The assassination of Russia’s ambassador to Turkey, Andrei Karlov, brought a swift response from the leaders of both countries.
After a joint phone call President Vladimir Putin and President Recep Tayyip Erdogan agreed it the motive must have been to damage relations between their two countries.
“The committed crime is undoubtedly a provocation aimed at derailing the ties between Russia and Turkey, as well as the peace process in Syria which is actively promoted by Russia, Turkey, Iran and other countries interested in the regulation of the Syrian conflict. There’s only one possible response to this – the strengthening of the fight against terror, which the bandits will feel directly,” said Russia’s president.
The attack has come at a bad time: Moscow and Ankara have only recently restored diplomatic ties after Turkey downed a Russian aircraft in November 2015.
Turkish President Erdogan however delivered the same message as Putin following their phone call:
“After the incident [attack on the Russian ambassador], during a conversation with Mr. Putin, we agreed this is indeed a provocation about that there is no dispute.”
“The Russians suggested it would be more effective to carry out a joint investigation and there is no problem from our side for their officials and ours for the duration of the case.”
Putin has ordered security at Turkish diplomatic facilities in Russia to be stepped up and has demanded that the same be done for his envoys in Turkey.

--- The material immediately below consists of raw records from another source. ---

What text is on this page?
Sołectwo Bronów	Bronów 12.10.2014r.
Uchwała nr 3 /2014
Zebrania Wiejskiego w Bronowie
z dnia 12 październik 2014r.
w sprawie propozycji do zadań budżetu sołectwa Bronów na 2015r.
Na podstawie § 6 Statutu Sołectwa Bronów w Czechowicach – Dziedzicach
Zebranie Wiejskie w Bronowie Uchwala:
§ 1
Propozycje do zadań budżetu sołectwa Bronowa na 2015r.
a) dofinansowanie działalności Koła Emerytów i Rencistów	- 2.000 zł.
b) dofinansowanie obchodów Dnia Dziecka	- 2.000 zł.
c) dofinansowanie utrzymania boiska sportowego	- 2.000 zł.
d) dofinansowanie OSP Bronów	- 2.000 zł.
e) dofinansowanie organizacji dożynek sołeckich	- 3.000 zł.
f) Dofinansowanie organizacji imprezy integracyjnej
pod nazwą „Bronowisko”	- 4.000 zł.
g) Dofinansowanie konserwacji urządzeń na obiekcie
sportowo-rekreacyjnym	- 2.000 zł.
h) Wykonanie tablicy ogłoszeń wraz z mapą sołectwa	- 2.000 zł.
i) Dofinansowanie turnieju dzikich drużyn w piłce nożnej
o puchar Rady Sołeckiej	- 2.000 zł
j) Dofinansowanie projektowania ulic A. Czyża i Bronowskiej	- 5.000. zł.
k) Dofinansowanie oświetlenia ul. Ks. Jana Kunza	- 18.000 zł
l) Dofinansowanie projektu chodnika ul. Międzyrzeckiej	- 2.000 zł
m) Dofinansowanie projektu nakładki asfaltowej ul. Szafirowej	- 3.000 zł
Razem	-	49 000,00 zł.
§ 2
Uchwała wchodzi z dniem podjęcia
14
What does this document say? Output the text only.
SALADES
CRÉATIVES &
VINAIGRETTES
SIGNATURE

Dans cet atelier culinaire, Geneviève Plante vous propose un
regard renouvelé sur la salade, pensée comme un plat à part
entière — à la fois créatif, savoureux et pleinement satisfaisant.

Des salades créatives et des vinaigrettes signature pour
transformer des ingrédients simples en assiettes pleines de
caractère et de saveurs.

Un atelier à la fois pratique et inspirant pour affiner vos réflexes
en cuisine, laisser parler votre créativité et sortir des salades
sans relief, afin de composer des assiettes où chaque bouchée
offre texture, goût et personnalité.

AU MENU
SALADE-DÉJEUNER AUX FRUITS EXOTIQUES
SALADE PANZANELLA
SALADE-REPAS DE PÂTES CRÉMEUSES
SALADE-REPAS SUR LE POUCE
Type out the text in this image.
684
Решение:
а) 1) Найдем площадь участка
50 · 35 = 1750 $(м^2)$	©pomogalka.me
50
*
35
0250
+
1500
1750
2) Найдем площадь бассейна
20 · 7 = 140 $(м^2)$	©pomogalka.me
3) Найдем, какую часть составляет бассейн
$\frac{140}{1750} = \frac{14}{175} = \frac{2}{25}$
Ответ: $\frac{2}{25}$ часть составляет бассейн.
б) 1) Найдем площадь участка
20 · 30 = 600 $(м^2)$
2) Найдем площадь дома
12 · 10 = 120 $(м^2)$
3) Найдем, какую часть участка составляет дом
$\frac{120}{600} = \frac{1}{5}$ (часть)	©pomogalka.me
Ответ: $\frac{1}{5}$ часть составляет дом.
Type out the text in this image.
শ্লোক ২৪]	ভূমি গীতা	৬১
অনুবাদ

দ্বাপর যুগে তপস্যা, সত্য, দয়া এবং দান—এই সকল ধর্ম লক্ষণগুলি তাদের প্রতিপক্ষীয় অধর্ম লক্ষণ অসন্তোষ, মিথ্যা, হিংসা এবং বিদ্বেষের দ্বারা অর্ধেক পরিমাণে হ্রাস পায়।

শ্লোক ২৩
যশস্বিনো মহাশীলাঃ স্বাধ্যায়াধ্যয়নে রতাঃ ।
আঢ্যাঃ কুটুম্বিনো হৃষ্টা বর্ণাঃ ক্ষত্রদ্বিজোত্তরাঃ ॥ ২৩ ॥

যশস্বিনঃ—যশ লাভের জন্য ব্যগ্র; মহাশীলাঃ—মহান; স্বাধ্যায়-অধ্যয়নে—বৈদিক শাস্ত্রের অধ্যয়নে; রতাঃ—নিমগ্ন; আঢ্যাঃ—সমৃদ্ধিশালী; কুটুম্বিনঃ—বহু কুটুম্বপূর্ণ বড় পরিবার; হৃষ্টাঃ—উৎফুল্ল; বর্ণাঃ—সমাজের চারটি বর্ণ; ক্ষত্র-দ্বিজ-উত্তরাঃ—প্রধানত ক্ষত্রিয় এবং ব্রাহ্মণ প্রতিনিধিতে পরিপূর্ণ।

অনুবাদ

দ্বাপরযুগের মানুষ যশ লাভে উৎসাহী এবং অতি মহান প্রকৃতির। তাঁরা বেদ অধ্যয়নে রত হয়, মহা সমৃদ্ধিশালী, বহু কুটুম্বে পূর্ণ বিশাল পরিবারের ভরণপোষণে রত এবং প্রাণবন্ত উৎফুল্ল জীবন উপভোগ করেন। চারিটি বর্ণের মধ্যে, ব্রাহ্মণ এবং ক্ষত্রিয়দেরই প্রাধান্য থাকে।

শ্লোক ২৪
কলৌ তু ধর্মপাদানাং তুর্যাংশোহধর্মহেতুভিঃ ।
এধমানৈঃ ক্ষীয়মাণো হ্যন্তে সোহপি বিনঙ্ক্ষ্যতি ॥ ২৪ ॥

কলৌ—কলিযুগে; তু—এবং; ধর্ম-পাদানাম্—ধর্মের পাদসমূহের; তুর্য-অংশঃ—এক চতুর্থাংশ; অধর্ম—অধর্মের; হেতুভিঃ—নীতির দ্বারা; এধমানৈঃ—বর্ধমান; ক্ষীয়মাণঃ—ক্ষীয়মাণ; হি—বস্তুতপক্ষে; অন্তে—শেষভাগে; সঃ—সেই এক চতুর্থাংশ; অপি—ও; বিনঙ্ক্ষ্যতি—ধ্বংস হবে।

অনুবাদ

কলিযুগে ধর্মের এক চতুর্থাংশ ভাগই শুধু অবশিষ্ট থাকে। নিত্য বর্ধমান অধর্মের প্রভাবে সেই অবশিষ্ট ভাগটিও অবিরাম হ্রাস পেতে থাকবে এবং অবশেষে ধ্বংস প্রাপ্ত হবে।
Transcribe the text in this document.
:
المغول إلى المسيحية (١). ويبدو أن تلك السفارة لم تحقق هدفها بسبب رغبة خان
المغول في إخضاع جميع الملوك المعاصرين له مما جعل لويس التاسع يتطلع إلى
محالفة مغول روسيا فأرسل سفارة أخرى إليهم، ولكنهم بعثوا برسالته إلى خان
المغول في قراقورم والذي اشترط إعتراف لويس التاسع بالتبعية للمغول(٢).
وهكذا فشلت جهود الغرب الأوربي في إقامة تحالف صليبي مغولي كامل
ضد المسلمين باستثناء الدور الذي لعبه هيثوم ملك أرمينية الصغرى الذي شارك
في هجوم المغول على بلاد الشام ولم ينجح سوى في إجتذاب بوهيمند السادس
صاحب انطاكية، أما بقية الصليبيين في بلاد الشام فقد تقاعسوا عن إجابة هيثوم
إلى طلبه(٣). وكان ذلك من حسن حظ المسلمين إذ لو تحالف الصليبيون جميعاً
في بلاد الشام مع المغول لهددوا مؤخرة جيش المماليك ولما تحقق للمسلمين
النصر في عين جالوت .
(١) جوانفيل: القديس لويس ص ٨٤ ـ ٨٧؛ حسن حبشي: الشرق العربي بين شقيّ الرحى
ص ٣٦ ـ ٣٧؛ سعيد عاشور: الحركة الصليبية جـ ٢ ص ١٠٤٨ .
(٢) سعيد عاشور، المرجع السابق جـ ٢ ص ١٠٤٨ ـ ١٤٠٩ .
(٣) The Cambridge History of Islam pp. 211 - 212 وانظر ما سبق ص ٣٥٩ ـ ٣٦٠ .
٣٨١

A planned meeting in Moscow between the foreign and defence ministers of Russia, Iran and Turkey to discuss the future of Syria is expected to go ahead today (Dec 20) despite the murder.
Turkish security officials have already alleged possible links of the Gulen network to the death of the Russian envoy. The movement of US-based cleric Fethullah Gulen has however condemned the attack and rejected any connection with the attacker. (Erdogan has blamed Gulen supporters for the failed coup attempt in Turkey earlier this year.)
Suspicion could also fall on a group such as ISIL, which has carried out a string of bomb attacks in Turkey in the last year as Ankara has pressed a military campaign against the militants in Syria. The group has urged “lone” attacks in the West.